Archive for Monday, September 5, 2011

Labor themes not big for entertainment

September 5, 2011


Happy Labor Day, the one holiday television always ignores. Then again, appreciating working men and women has never been a big part of TV entertainment.

Blue-collar guys, from Ralph Kramden to Homer Simpson, have been portrayed as lovable lugs, prone to wild emotions and impetuous schemes. In contrast to popular culture’s celebration of the working man in the 1930s and 40s, television has generally portrayed them as nice, but not terribly smart or responsible.

For decades, the only characters to get any respect wore uniforms. But you rarely heard the cops on “NYPD Blue” or the nurses on “ER” talk much about their contracts or benefits. With the successful “Mike & Molly” (8:30 p.m., CBS), TV blends both traditions. Mike is a cop and a Kramdenesque slob.

Reality shows have become a perfect symbol of TV’s contempt for labor. The medium dispenses with unionized actors and scriptwriters and often portrays a world where people’s working hours are consigned to shopping or hobbies. And it’s a scary place where every performer is grateful to have a job because — as seen on “American Idol” — there are literally stadiums filled with applicants ready to take their places. And if they can’t do it fair and square, they’ll scheme and stab you in the back as on “Survivor.”

Don’t go looking for the history of Labor Day on the History Channel. It’s busy with four helpings of “Pawn Stars” (7 to 8 p.m. and 9 to 10 p.m.). Is there a better metaphor for a predatory economy than a pawn shop? Unless it’s the shows about people profiting from the purchase of foreclosed storage lockers on Spike and A&E.;

Television tends to ignore labor and Labor Day because labor used to stand for a little something called solidarity. In the next few days we’ll hear a lot about the heroes of 9/11, particularly the cops and the firemen.
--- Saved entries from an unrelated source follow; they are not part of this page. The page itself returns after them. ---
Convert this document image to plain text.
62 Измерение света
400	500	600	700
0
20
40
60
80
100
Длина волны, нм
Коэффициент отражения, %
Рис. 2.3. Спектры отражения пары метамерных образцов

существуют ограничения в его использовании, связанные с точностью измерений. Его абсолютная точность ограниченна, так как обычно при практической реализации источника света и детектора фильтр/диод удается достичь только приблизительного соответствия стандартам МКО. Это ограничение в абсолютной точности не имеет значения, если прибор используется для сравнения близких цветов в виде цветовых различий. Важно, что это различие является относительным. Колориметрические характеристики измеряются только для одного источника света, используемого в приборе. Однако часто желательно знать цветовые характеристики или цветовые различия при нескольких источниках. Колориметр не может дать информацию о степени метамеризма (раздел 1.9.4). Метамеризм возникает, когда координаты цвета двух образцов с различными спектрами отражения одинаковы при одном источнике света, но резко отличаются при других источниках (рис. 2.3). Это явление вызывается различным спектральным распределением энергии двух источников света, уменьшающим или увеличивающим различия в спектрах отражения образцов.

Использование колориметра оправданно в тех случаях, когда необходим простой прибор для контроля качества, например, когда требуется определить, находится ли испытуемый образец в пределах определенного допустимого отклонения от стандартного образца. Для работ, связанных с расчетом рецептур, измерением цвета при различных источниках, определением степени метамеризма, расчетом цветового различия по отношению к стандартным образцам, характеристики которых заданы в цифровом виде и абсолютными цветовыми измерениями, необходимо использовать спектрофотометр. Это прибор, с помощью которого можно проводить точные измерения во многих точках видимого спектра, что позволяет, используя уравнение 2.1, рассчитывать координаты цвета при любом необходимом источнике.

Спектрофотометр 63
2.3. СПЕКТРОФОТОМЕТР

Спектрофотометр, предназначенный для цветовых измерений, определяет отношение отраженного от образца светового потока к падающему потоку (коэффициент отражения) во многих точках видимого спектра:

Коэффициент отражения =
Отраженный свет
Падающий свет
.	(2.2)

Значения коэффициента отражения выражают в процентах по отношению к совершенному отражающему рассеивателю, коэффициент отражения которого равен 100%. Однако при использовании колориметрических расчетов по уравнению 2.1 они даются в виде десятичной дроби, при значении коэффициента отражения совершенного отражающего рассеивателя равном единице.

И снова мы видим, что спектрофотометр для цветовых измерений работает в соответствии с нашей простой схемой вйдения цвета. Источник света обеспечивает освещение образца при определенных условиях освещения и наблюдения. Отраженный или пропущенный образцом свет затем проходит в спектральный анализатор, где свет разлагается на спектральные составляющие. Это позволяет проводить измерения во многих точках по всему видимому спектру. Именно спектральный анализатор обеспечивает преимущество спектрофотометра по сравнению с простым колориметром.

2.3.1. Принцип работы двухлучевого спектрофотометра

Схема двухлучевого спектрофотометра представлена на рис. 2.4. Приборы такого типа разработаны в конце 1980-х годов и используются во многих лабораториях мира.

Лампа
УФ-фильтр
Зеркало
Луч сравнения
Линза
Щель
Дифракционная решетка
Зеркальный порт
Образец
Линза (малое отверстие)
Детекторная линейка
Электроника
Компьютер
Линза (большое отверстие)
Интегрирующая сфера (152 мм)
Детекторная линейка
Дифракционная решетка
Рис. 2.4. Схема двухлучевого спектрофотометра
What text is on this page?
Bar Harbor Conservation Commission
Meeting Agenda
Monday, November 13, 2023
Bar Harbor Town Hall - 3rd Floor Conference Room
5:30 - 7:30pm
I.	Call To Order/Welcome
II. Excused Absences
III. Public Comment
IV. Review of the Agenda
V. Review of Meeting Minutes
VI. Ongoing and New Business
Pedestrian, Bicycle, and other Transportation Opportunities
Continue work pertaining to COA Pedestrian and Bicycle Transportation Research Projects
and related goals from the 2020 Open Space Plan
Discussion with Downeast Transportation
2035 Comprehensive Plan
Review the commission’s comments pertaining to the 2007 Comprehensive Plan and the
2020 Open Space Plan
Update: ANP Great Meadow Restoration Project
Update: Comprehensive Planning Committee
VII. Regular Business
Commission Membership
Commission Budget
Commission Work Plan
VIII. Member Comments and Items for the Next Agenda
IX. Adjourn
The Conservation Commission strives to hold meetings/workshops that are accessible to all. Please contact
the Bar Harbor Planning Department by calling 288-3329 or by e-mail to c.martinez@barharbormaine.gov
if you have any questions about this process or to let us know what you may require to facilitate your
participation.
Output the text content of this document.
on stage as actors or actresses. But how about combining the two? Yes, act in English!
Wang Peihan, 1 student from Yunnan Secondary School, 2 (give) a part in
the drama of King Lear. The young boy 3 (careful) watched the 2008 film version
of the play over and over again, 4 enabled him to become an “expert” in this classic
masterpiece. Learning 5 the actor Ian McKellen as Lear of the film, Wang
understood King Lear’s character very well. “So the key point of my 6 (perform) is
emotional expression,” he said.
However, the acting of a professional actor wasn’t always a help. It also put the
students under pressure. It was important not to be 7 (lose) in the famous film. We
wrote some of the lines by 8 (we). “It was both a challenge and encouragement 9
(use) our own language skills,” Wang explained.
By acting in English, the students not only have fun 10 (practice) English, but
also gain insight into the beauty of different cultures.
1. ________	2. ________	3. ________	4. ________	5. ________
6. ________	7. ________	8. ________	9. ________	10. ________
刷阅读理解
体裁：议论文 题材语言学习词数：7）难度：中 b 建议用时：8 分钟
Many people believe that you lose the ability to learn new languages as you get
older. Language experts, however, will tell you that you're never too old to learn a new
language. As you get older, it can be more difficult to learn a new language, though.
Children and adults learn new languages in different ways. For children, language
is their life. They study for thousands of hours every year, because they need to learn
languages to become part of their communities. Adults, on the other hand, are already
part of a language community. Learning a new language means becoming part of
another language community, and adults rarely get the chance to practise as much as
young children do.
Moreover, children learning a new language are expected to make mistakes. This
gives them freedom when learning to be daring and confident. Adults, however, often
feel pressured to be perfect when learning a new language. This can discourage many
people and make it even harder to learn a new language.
But nobody will mention that they were all union members. Or that the spirit of solidarity that contributed to those unions may have contributed to their selfless deeds.

• “The Real Housewives of Beverly Hills” (8 p.m., Bravo) returns for a second season following the suicide of Russell, the husband of Taylor, one of the housewives. The premiere has been re-edited to reflect this sad reality.

Proof that there’s no publicity like tragedy, a tape of the 911 call from the suicide received wide play on tabloid entertainment “news.”

• Callie’s hospital becomes a hostage scene on the season finale of “The Glades” (9 p.m., A&E;).

Tonight’s other highlights

• Catch 15 episodes of “Anthony Bourdain: No Reservations” (11 a.m. to 2 a.m., Travel).

• Only six remain on “Hell’s Kitchen” (7 p.m., Fox). Make that five (8 p.m.).

• “Live From the Essence Music Festival” (7 p.m., TV One).

• Martin Sheen narrates “9/11: Day That Changed the World” (7 p.m., Smithsonian).

• Mariska Hargitay narrates “Children of 9/11” (9 p.m., NBC).

• Pyrotechnics launch heavy metal on “Flying Anvils 2011” (9 p.m., Science). Puts “Punkin Chunkin” to shame.